Are you happy? Muhammad asks. It’s funny you should ask me that because another man posed that very question to me this time last year, I said. The waves are the color of coins when he says, And you were not happy, then? I nod and collect shells off the shoreline, the grit from which leaves a pool of sand in my pocket. The clouds are heavy and under a copse of trees we contemplate the afternoon rain. You are not yet where you want to be, yes? Muhammad says, cradling a small cellular phone in his hand. I turn to him and ask him how could he know the whole of my year after knowing me for seven hours? You didn’t talk for the first hour, he laughs, so I had to find you in your face. Part of me wants to tell Muhammad that I’d made it my life’s work to build a fortress around me — I was that impenetrable; I had much to protect — and can you imagine what it’s like to undo everything that you created? To tear down the walls, brick by brick? Do you know what it’s like to walk with stones in your hands?

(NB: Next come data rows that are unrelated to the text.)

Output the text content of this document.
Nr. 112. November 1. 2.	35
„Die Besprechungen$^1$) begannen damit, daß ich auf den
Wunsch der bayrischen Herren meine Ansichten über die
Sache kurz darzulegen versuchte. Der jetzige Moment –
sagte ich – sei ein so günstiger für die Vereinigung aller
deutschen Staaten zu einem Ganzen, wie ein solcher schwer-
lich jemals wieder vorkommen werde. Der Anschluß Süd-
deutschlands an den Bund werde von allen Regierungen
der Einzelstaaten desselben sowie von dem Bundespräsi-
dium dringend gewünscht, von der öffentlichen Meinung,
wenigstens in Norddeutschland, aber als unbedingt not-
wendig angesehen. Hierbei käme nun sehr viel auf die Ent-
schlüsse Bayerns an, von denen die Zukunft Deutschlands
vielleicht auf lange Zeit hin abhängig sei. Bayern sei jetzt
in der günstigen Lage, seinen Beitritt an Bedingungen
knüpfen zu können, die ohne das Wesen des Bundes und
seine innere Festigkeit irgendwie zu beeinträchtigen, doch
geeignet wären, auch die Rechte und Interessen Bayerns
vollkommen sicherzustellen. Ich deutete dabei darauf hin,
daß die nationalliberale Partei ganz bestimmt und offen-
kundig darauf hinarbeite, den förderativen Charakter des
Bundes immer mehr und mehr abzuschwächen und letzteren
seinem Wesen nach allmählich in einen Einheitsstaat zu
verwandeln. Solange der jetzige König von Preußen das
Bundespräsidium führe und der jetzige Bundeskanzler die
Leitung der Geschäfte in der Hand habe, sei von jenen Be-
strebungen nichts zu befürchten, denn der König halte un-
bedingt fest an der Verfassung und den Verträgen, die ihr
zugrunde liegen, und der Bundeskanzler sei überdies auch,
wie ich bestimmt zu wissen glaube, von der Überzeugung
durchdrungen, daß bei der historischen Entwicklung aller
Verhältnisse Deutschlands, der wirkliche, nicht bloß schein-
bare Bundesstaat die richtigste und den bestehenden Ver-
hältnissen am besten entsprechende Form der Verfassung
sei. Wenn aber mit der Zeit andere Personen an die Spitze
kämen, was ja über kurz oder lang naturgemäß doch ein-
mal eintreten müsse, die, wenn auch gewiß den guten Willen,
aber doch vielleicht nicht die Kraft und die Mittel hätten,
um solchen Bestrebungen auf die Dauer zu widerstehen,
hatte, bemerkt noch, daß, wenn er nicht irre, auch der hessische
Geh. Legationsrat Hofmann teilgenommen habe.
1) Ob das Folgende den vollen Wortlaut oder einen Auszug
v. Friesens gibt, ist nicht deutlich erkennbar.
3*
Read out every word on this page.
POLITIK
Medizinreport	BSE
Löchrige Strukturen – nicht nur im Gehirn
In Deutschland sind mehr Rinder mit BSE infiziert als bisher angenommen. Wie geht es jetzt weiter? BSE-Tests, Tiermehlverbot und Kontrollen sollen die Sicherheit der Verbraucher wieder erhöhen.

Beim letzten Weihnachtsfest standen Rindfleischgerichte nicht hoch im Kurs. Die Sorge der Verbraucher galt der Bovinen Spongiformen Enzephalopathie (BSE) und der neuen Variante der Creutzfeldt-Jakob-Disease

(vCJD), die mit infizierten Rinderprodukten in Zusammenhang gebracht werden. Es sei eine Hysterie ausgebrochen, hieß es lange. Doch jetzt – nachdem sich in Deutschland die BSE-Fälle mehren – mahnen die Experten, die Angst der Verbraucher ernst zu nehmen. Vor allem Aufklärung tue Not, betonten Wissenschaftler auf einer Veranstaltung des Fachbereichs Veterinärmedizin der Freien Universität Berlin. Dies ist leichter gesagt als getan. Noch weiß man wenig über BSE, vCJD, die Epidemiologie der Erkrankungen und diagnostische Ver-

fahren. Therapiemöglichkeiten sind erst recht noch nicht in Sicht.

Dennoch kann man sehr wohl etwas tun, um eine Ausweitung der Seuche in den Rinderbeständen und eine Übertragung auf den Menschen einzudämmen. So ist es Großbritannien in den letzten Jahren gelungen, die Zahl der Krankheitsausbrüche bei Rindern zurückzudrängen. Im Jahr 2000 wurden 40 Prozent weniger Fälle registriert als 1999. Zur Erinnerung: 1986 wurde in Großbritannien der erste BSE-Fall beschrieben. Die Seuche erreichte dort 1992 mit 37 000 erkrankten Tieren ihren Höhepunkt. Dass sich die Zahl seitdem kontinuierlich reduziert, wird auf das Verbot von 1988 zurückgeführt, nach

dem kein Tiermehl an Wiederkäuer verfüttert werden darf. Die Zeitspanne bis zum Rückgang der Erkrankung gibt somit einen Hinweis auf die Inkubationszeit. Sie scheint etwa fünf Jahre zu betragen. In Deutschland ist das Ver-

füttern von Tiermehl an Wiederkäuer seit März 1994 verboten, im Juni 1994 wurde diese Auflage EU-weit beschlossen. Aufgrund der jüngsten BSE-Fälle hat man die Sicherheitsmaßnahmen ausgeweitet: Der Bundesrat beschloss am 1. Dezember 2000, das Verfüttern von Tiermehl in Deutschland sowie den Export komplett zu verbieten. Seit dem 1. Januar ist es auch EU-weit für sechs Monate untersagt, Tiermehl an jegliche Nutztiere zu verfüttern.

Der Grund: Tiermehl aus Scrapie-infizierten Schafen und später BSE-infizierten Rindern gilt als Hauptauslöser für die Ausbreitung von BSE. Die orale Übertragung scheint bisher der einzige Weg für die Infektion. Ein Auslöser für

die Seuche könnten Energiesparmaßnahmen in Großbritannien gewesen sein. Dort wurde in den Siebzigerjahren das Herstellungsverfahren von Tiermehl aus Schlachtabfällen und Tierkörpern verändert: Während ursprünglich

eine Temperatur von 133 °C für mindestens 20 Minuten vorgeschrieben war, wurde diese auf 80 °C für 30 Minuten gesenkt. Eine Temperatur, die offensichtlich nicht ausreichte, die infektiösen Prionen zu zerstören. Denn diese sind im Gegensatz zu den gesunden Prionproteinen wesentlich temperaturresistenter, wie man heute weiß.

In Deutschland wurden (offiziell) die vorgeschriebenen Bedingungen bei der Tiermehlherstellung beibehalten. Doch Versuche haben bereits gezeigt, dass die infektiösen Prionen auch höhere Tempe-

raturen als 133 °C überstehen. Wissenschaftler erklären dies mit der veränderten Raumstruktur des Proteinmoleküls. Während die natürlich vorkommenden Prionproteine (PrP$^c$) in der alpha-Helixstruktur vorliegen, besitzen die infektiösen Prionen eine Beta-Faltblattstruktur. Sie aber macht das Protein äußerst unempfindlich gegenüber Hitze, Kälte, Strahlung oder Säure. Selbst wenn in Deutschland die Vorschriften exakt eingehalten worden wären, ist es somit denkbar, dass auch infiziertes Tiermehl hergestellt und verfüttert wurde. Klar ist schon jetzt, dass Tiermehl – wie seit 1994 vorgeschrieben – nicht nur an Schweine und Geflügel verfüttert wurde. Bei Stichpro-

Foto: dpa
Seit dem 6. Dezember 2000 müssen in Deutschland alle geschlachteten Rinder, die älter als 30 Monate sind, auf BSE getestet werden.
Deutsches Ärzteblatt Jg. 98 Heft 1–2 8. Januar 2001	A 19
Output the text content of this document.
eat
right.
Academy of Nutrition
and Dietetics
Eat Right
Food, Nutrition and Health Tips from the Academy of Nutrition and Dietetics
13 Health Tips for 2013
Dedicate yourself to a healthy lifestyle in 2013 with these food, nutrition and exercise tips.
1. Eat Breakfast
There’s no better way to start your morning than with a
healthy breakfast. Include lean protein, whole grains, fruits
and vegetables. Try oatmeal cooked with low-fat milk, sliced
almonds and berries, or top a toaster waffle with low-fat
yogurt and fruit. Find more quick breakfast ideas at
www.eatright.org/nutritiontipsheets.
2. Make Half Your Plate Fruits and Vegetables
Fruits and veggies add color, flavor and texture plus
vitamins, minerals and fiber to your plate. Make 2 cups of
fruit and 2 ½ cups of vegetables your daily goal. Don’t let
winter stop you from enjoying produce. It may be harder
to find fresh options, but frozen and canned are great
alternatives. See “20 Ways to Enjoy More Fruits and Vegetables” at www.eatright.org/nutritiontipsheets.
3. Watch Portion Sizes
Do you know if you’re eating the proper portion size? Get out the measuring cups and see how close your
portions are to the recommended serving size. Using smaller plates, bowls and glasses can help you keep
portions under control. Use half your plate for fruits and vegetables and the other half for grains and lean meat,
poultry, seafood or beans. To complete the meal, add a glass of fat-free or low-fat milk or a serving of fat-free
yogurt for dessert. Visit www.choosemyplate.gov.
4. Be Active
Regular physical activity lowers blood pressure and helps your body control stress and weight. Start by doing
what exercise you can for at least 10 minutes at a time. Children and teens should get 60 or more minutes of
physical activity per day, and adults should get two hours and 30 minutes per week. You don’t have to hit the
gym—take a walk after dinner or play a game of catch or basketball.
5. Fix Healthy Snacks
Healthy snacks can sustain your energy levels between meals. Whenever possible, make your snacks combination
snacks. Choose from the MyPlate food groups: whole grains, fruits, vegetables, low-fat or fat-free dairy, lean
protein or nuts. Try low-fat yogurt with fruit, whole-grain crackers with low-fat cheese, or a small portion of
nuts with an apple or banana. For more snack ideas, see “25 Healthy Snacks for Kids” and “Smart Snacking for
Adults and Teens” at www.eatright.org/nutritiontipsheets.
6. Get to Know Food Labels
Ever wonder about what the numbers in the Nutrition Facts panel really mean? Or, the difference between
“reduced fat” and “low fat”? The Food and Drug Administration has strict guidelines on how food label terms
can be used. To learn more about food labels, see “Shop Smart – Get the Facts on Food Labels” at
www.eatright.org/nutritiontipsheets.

The sky opens up and the rain comes down in sheets. On the drive back, Muhammad doesn’t use his windshield wipers as much as I’d like, so I find myself squinting at the road ahead, wondering if he could see, if he’d think it rude of me to remind him to buckle his seatbelt. I had a rough year, the worst I’ve known, but I’m closer to fine, I say. He tells me that he can see this too.
Today I spent the day on a remote beach, Bounty Island. One can only reach it by boat (45 minutes from Denarau), and the sand is bleached white and the water is a cool actinic blue. The kind of water where you can see all the way down to the ocean floor. The kind of waves you want to cleave your way through. The fish remind me of a jazz riff in the way they cymbals clash collide and disperse, at random. They were striped and golden, and glinted in a way that reminds me of the sun.
Off the top of a boat I dive into the water and feel something resembling a cocoon, swathed by the sea and all that beautiful blue. Come closer, fine. Right here.
On the island, we feast on grilled fish, lamb and eggplant. The rice noodles are cold and tossed with papaya, and the bread is amazing in ways I can’t describe. Pillows, really. Normally, I keep to myself as I’m wretched with new people, all fumbling words and long stretches of quiet, but I meet an Aussie woman, Tracy, who is traveling alone and we bond over the fact that we’re consultants who are able to take holidays in Fiji. We talk about the Aussie actor Ben Mendelsohn, Bali, Indonesian politics, and the fact that men in Australia are no different than the men in the U.S. We laugh as we talk about men with rings on their fingers who casually flirt and how we scatter like mice in the other direction. Tracy says that her mother taps her watch, saying, Soon they’ll be a new crop of divorced men your age. A widening ocean of sorts, and we laugh about this too.
I wander off for a bit and take silly “selfies,” with my hair all a tangle of curls and my face still pale and flush from sunscreen. I spend an hour on the other part of the island, feet digging in the sand, a blanket of leaves over my head, and I feel good. The best I’ve felt in quite some time, and in this reverie, Muhammad returns.
I will build what I need to build. I will lie in hammocks and breathe underwater. I will open my eyes in the ocean so I can see, even if the water makes me red in all the wrong places. Open your eyes. Are you happy? You’re not quite there yet… Here is my axel and saw. Here are my two hands, skin rubbed off and burning. Here is my heart the color of a bruise. Bruising. Here is me, both eyes open.
I’ve had my success, and something tells me that this grace will continue. Now it’s time to find that monstrous love.
You’re wrong, Muhammad. I’m already there. I’m already happy.